Note: If you're using lower values of n (e.g. every 2, 3 frames), setting cv2.CAP_PROP_POS_FRAMES will be much slower than just reading every frame then discarding the ones you don't need.

Skipping frames in cv2 python

cap = cv2.VideoCapture(0)
x = 0
   while True:
      ret, frame = cap.read()

      gray = cv2.cvtColor(frame,cv2.COLOR_BGR2GRAY)
      blurred = cv2.GaussianBlur(gray,(7, 7), 0)
      (T, thresh) = cv2.threshold(blurred, 135, 255, cv2.THRESH_BINARY)
      contours, hierarchy=cv2.findContours(thresh,cv2.RETR_EXTERNAL,cv2.CHAIN_APPROX_SIMPLE)
      contours = sorted(contours, key=cv2.contourArea, reverse=True)[:10]
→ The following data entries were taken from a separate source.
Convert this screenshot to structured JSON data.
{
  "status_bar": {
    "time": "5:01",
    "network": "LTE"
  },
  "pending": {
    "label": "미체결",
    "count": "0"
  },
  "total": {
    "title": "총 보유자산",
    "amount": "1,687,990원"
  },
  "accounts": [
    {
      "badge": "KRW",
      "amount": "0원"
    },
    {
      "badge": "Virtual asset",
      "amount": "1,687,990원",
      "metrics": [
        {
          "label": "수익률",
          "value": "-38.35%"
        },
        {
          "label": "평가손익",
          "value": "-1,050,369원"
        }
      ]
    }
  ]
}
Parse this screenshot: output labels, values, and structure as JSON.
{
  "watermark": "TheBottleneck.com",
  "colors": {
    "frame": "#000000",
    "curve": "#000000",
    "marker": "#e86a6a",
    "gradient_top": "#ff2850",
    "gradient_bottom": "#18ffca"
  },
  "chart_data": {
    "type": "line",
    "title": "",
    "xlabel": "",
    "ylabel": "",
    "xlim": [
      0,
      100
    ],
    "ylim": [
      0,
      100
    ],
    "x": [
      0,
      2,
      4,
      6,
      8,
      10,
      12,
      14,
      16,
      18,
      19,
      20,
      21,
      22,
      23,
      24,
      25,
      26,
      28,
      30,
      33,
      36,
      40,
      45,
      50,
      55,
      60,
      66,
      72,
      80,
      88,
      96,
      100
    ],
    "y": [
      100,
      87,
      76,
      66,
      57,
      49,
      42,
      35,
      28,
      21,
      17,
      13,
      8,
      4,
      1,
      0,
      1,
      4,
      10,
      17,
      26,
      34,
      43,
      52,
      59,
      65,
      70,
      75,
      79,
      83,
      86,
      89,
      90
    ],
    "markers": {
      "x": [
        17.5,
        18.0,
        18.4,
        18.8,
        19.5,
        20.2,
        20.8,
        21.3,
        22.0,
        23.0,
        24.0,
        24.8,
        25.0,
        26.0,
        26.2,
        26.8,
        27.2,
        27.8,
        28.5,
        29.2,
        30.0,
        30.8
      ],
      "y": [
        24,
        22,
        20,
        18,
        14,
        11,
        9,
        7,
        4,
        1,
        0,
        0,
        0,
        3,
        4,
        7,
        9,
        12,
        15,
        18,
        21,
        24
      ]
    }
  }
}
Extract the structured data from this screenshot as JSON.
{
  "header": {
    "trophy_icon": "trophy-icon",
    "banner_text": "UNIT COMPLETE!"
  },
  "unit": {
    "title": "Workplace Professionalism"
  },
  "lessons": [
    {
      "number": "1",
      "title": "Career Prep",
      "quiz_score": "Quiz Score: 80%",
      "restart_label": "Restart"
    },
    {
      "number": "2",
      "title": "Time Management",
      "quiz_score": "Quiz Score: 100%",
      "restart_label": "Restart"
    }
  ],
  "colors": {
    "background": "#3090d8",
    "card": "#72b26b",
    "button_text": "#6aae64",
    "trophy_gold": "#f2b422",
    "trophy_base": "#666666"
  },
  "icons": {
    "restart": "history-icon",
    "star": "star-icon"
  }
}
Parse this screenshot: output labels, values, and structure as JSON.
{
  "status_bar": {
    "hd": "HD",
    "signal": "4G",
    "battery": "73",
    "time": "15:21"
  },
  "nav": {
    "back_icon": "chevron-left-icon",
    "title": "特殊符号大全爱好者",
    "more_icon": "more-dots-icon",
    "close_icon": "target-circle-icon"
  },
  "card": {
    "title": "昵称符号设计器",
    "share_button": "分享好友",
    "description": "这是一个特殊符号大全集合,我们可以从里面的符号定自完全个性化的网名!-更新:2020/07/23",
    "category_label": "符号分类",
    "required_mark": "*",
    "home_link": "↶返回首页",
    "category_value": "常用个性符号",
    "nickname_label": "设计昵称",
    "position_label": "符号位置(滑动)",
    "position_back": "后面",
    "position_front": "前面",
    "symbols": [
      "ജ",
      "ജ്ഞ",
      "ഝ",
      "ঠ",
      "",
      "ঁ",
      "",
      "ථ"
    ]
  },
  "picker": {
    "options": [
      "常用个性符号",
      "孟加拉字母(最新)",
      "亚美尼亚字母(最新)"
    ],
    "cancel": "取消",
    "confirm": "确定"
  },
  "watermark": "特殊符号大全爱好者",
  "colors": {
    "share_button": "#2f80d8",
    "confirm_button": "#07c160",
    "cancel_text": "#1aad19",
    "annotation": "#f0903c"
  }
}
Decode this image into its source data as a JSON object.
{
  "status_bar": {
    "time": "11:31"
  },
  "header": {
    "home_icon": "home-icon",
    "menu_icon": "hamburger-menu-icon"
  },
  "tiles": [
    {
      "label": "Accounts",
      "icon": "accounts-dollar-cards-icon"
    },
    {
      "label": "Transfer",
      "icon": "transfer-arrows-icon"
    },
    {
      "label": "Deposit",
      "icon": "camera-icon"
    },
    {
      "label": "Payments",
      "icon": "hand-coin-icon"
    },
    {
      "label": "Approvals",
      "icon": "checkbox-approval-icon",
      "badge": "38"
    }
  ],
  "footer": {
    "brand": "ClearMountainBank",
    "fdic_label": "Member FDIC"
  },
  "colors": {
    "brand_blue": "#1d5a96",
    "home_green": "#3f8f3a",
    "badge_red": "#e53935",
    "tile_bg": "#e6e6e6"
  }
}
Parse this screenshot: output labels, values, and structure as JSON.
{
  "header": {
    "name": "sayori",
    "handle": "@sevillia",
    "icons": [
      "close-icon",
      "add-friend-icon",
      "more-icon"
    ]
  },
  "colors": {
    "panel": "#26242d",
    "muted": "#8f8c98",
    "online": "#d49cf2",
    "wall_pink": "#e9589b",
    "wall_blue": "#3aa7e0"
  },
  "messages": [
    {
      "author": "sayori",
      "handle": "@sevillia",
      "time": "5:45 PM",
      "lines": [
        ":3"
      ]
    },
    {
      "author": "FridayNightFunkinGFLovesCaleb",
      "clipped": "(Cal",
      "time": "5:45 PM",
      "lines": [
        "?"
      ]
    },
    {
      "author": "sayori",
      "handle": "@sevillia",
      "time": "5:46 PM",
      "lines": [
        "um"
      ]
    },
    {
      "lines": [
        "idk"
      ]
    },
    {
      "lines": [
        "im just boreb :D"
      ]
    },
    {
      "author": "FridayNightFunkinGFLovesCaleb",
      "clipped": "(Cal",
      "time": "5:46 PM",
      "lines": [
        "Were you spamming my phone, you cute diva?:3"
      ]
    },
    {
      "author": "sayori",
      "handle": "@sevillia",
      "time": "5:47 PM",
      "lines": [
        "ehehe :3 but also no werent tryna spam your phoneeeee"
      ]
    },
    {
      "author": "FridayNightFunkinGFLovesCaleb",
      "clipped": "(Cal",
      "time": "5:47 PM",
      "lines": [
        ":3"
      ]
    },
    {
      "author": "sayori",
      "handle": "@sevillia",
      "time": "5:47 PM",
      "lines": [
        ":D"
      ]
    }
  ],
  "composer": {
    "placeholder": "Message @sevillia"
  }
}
      for contour in contours:
         area = cv2.contourArea(contour)
         if(x != 0):
               x -= 1
               break
         if(area >= 517000 and area <= 522000):

               holdFrame = frame
               results = yourAlgorithm(holdFrame) # Your Algorithm Here
               x = 3
      if cv2.waitKey(1) & 0xFF == ord('q'):
         break


   cv2.waitKey(0)
   cv2.destroyAllWindows()

In the Code Above, I have done 3 things totally, that solved my problem

  1. Capturing Frames and initializing the variable x = 0
  2. Then if my required area of contour is detected I run my algorithm.
  3. After running the algorithm I set my x = 3
  4. Then next time my function goes to trigger my algorithm, it checks if x != 0, while x = 3 so it breaks out of the loop twice while decrementing the value of x by 1 each time. So, when the value of x becomes 0, approximately 3,4 frames have been skipped.